Ein letztes Dokument in der Stasi-Akte über Richard von Weizsäcker datiert vom 17. Dezember 1989. Die Mauer war vor knapp sechs Wochen gefallen, die Chance einer Zusammenführung beider deutscher Staaten in greifbarer Nähe. Ein zweiseitiges Dokument belegt die Reise Weizsäckers in die DDR über die Glienicker Brücke. Als Reiseziel war der Name des Konsistorialratspräsidenten der Evangelischen Kirche der DDR Manfred Stolpe verzeichnet. Über die Inhalte des mehrstündigen Treffens der beiden befreundeten Kirchenmänner gab es keine einzige Zeile.

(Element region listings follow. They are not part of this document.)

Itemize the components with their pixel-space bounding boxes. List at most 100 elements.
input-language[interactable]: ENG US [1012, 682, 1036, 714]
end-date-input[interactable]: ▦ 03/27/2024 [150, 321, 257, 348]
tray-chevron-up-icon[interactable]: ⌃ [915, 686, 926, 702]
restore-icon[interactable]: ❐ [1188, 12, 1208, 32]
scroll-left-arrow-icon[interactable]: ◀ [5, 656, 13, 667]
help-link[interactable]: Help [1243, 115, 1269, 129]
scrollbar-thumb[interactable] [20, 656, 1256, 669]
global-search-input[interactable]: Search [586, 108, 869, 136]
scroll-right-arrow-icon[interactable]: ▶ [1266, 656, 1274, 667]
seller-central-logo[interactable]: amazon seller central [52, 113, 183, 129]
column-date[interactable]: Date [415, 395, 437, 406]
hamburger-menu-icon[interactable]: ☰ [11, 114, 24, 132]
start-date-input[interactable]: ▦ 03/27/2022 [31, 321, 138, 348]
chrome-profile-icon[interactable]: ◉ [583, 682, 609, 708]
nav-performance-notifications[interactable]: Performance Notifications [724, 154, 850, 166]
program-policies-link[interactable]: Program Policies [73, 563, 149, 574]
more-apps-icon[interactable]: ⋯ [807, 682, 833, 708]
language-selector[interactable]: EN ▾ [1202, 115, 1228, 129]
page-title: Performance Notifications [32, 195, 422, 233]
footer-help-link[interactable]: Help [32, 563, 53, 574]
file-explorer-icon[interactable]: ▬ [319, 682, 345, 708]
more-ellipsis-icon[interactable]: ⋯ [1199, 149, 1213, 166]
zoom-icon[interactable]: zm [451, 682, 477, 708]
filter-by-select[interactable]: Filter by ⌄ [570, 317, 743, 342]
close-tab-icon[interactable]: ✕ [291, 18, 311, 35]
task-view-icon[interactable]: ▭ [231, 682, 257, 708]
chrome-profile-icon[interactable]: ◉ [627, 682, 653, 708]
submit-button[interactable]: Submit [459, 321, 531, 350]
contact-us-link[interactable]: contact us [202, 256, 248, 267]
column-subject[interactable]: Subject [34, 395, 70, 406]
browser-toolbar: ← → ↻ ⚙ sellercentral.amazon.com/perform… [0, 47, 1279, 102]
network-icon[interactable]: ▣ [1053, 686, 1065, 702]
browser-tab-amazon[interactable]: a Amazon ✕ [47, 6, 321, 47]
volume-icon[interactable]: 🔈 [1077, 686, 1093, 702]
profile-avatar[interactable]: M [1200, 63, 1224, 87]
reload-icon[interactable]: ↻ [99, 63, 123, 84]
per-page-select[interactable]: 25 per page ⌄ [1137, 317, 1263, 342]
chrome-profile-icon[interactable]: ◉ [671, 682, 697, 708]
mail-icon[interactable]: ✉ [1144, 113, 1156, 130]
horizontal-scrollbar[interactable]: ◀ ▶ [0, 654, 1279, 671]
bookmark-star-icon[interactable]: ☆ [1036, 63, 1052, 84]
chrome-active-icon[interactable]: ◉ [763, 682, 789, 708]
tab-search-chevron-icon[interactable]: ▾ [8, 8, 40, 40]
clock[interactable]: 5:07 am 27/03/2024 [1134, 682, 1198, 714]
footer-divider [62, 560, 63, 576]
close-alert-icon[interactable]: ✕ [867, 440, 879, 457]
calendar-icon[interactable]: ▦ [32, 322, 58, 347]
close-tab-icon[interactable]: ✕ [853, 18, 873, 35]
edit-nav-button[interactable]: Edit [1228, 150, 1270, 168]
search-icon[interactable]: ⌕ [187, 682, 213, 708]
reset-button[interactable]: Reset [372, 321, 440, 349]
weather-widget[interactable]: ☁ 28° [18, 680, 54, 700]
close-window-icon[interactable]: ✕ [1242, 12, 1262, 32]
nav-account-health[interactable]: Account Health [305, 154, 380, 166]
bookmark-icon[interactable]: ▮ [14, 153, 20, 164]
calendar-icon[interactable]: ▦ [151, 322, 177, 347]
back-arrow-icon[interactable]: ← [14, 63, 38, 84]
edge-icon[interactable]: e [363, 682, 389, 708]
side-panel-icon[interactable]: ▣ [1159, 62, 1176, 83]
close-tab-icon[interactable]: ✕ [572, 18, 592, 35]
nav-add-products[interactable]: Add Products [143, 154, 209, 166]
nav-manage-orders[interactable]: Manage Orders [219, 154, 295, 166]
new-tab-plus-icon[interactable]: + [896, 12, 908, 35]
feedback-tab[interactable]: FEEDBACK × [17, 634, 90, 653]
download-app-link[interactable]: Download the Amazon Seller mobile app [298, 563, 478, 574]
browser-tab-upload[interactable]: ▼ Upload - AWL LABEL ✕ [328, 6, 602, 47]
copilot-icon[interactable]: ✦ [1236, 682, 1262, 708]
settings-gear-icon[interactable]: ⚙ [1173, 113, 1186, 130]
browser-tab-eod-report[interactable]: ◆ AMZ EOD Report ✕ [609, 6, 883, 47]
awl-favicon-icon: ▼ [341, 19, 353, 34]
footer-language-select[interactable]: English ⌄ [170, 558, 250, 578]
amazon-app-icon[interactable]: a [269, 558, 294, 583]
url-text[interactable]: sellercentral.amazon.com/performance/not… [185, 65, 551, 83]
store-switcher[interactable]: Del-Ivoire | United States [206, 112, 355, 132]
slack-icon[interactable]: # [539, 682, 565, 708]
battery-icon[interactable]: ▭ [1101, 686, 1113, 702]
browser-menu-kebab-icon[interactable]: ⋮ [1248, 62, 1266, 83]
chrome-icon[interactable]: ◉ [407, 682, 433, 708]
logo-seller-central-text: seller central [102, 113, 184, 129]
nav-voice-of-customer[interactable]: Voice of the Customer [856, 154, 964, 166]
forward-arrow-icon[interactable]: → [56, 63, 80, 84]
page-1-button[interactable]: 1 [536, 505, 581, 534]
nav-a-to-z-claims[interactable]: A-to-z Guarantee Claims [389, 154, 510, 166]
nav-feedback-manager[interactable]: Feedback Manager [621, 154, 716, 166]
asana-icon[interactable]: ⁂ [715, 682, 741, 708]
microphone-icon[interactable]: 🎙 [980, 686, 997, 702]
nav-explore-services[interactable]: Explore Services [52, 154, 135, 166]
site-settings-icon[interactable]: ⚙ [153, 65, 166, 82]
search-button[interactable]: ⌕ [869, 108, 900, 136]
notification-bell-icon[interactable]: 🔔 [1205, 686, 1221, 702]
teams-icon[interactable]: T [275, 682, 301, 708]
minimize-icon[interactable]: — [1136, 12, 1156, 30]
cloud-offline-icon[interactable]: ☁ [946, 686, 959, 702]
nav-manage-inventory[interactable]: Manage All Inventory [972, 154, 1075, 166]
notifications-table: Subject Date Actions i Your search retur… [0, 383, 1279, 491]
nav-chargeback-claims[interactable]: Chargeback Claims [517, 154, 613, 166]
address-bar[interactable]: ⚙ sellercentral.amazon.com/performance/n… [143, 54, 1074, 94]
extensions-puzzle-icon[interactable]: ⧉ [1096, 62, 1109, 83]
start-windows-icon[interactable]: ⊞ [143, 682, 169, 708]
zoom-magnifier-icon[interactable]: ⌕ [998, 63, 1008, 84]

Was suchte Weizsäcker bei Stolpe, der bei der Stasi als IM „Sekretär“ geführt wurde? 

Für viele politische Beobachter in Bonn wurde Weizsäcker nach dem Mauerfall seiner Rolle im schwierigen Prozess der Annäherung beider deutscher Staaten nicht gerecht. Vermisst wurden begleitende öffentliche Auftritte und Interviews, verbunden mit Ideen und Impulsen für die Bewältigung der riesengroßen Herausforderungen – allein durch die zunehmende Abwanderung der DDR-Bürger. Ein Jahr später, am Tag der Wiedervereinigung am 3. Oktober 1990, wurde der allseits bewunderte Richard von Weizsäcker über Nacht Präsident aller Deutschen. Daran hatte er nach Meinung des Autors den geringsten persönlichen Anteil. 

Doch zu Lebzeiten wurde er schon wie ein Heiliger auf Erden verehrt.